ER HAT EIER

16. april 2017                  ———–            DER NEUE, Tag 87

Weimar/Washington

 

Frau B., Aufseherin im Goethemuseum, hat einen schweren Kopf. Gestern hat sie sich gehen lassen. Hat sich in der Kaufhalle, die jetzt der „Penny“ ist, Zigaretten und Rotwein zum Überstehen der Nacht gekauft.

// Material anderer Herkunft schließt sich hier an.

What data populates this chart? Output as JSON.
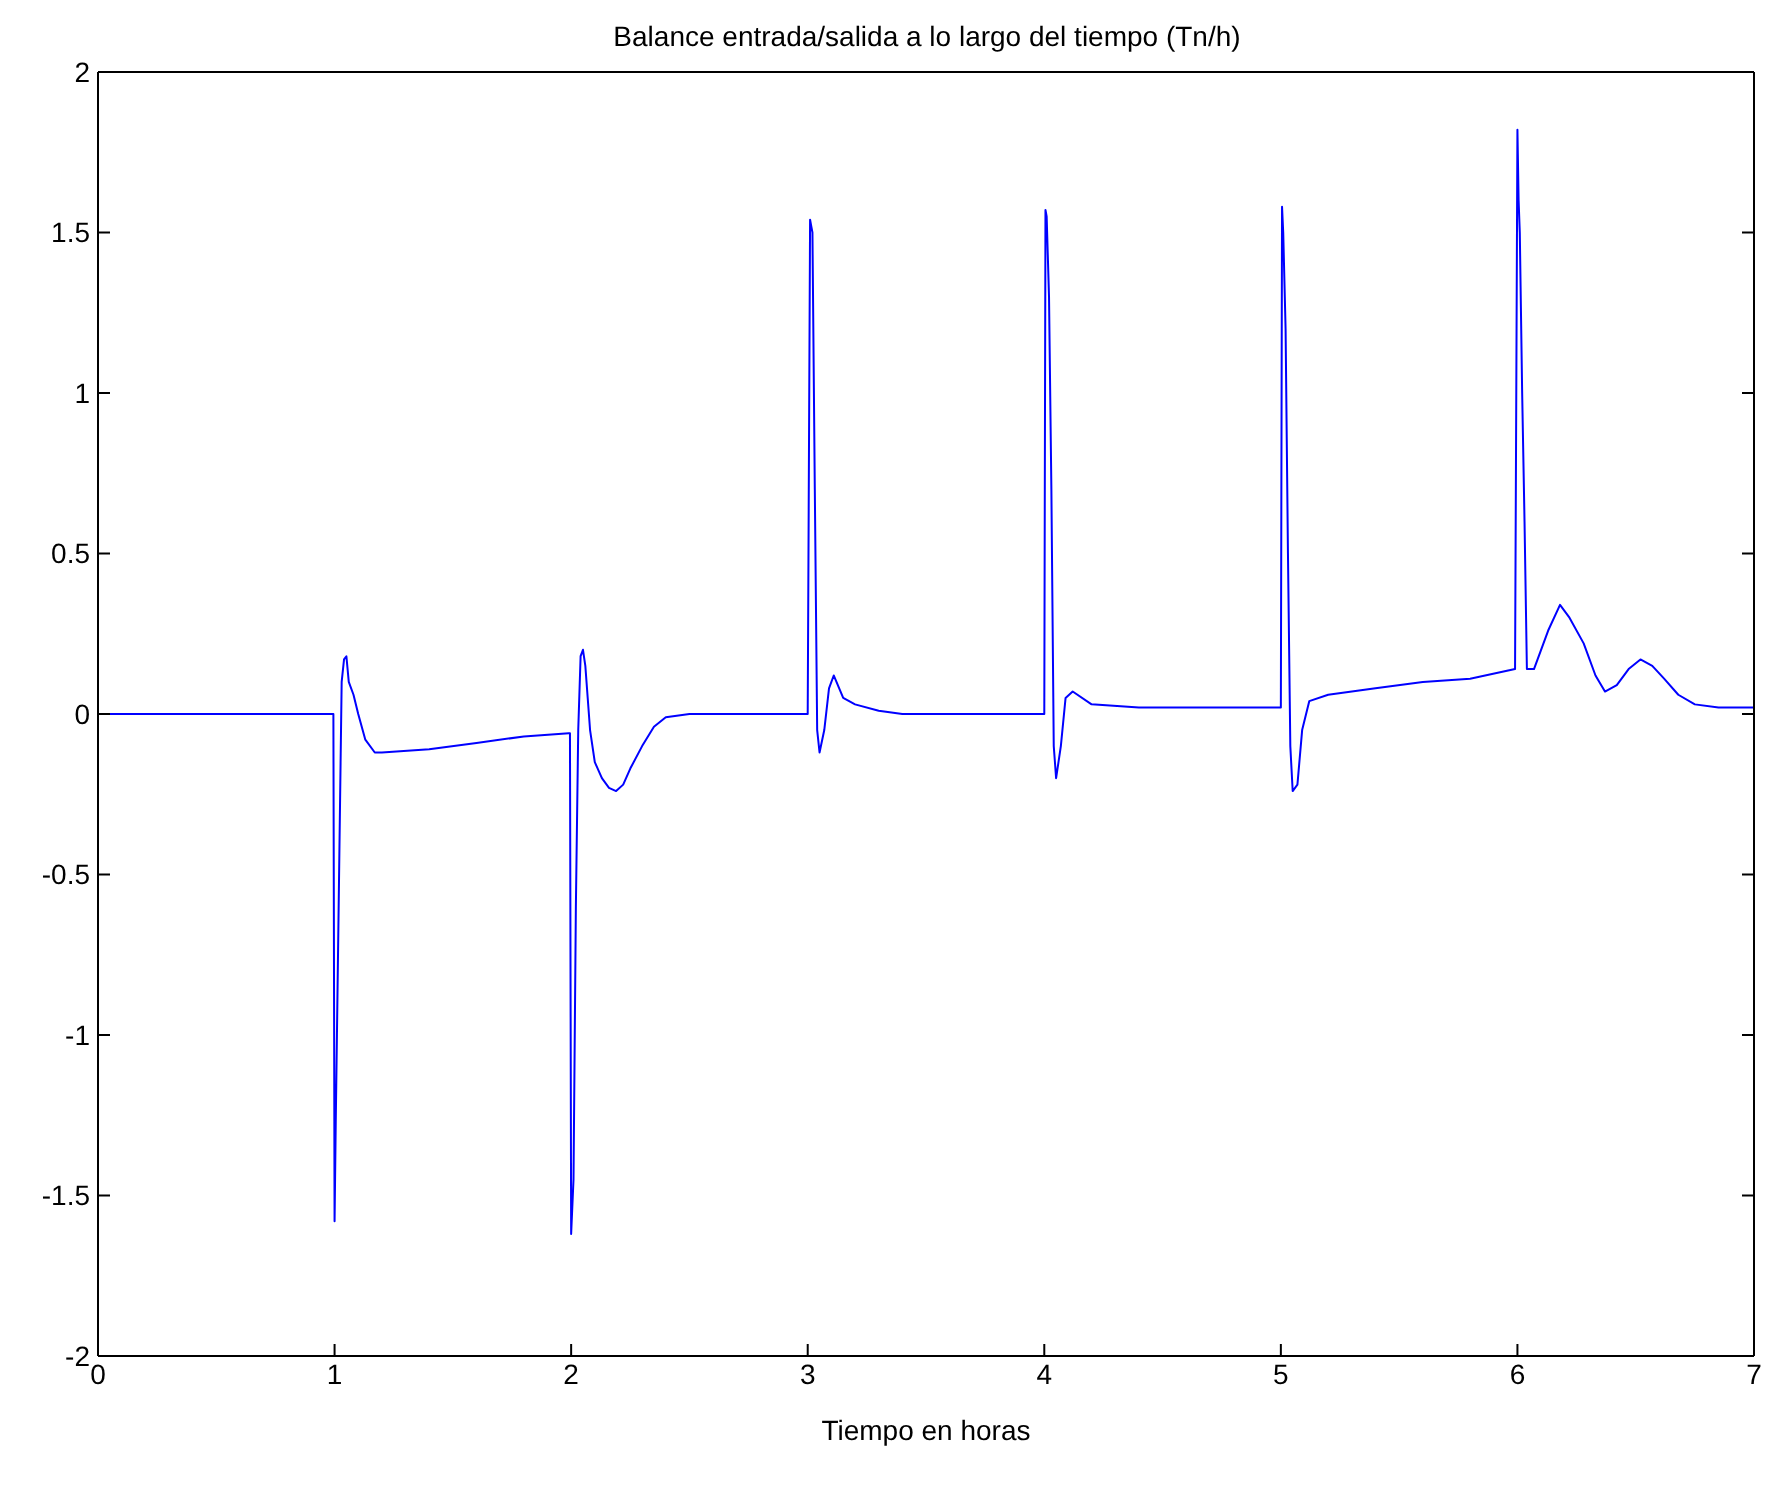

Den Fernseher in ihrer Zweiraumwohnung eingeschaltet, auf der Couch ist sie weg gepennt, wieder aufgewacht, hat den Rest des Weins ausgesüffelt, den Fernseher ausgeknipst, ist ins Schlafzimmer gewechselt, scheußliche Sachen hat sie geträumt

Morgens viel Schminke, ein starker Kaffee und zwei Scheiben Marmeladenbrot, hinunter in die Stadt, Position bezogen an der Treppe.

Alles nicht der Rede wert. Keine großen Aussichten. Da braucht man nicht aus dem Fenster zu sehen.

Es regnet. Es ist kalt. Im Thüringer Wald soll es schneien.

Im Tale grünet Hoffnungs-Glück;/Der alte Winter, in seiner Schwäche,/Zog sich in rauhe Berge zurück…

Blablabla. Quatsch.

Die Menschen haben Wintersachen an und müffeln wie Penner bei Regen, wenn sie ins Museum kommen.

Ich höre schon des Dorfs Getümmel,/Hier ist des Volkes wahrer Himmel,/Zufrieden jauchzet gross und klein:/Hier bin ich Mensch, hier darf ichs sein.

Gewäsch. 2017 ist ein beschissenes Jahr für Ostern.

Beim TSV Berlstedt haben sie sich nicht beirren lassen. 500 bunte Ostereier und ein paar goldene haben sie auf dem Sportplatz versteckt, die Kinder haben das Zeug schnell eingesammelt und sind schnell zurück ins Klubheim, wo es warm ist, es ist kein schönes Fest gewesen.

So hat es der Kollege von Frau B. erzählt, dann fragte er, wer denn am Montag Dienst schieben müsse. Frau B. hat sich gefreut, weil sie am Ostermontag ausschlafen darf. Da kann sie sich eine ordentliche Auszeit nehmen. Eigentlich ganz willkommen, dass es so ungemütlich ist in der Stadt. Da hat Frau B. wenigstens einen wunderbaren Grund, sich in ihrer Wohnung zu verschanzen.

Vielleicht muss sie sich noch Nachschub bei der Tanke besorgen.

 

 

Eier werden letztendlich auch in Washington gefunden. Goldene sind dabei, klar, so hat es Mister Trump gewollt.

Donald Trump erledigt zähneknirschend seine sozialen Pflichten.

Beim traditionellen „Ostereierrollen“ („Easter Egg Roll“) muss der Präsident sich in Washington zeigen. Das Fest läuft bereits seit dem frühen Morgen, als die Trumps am späten Vormittag auf einem Balkon des Weißen Hauses erscheinen. Donald trägt einen Anzug mit roter Krawatte, seine Frau Melania ein hellrosafarbenes Sommerkleid. Neben ihr steht ihr elfjähriger Sohn Barron. Der Präsident hat mies geschlafen auf dem Flug aus Florida. Sein Lächeln ist schief – als hätte er jüngst einen Schlaganfall gehabt.

Seine Frau Melania muss ihm einen leichten Schubs geben, damit der Präsident bei der Nationalhymne die Hand auf sein Herz legt.

Der Präsident liest auch den Kindern nichts vor. Das hat der Ex, Mister Obama, immer gemacht. Und immer hat er als Lektüre sein Lieblingsbuch „Wo die wilden Kerle wohnen“ ausgesucht.

Donald Trump braucht so etwas nicht. Er sieht aus wie ein wilder Kerl, er ist ein wilder Kerl. Und er findet dieses Ostern 2017 scheiße.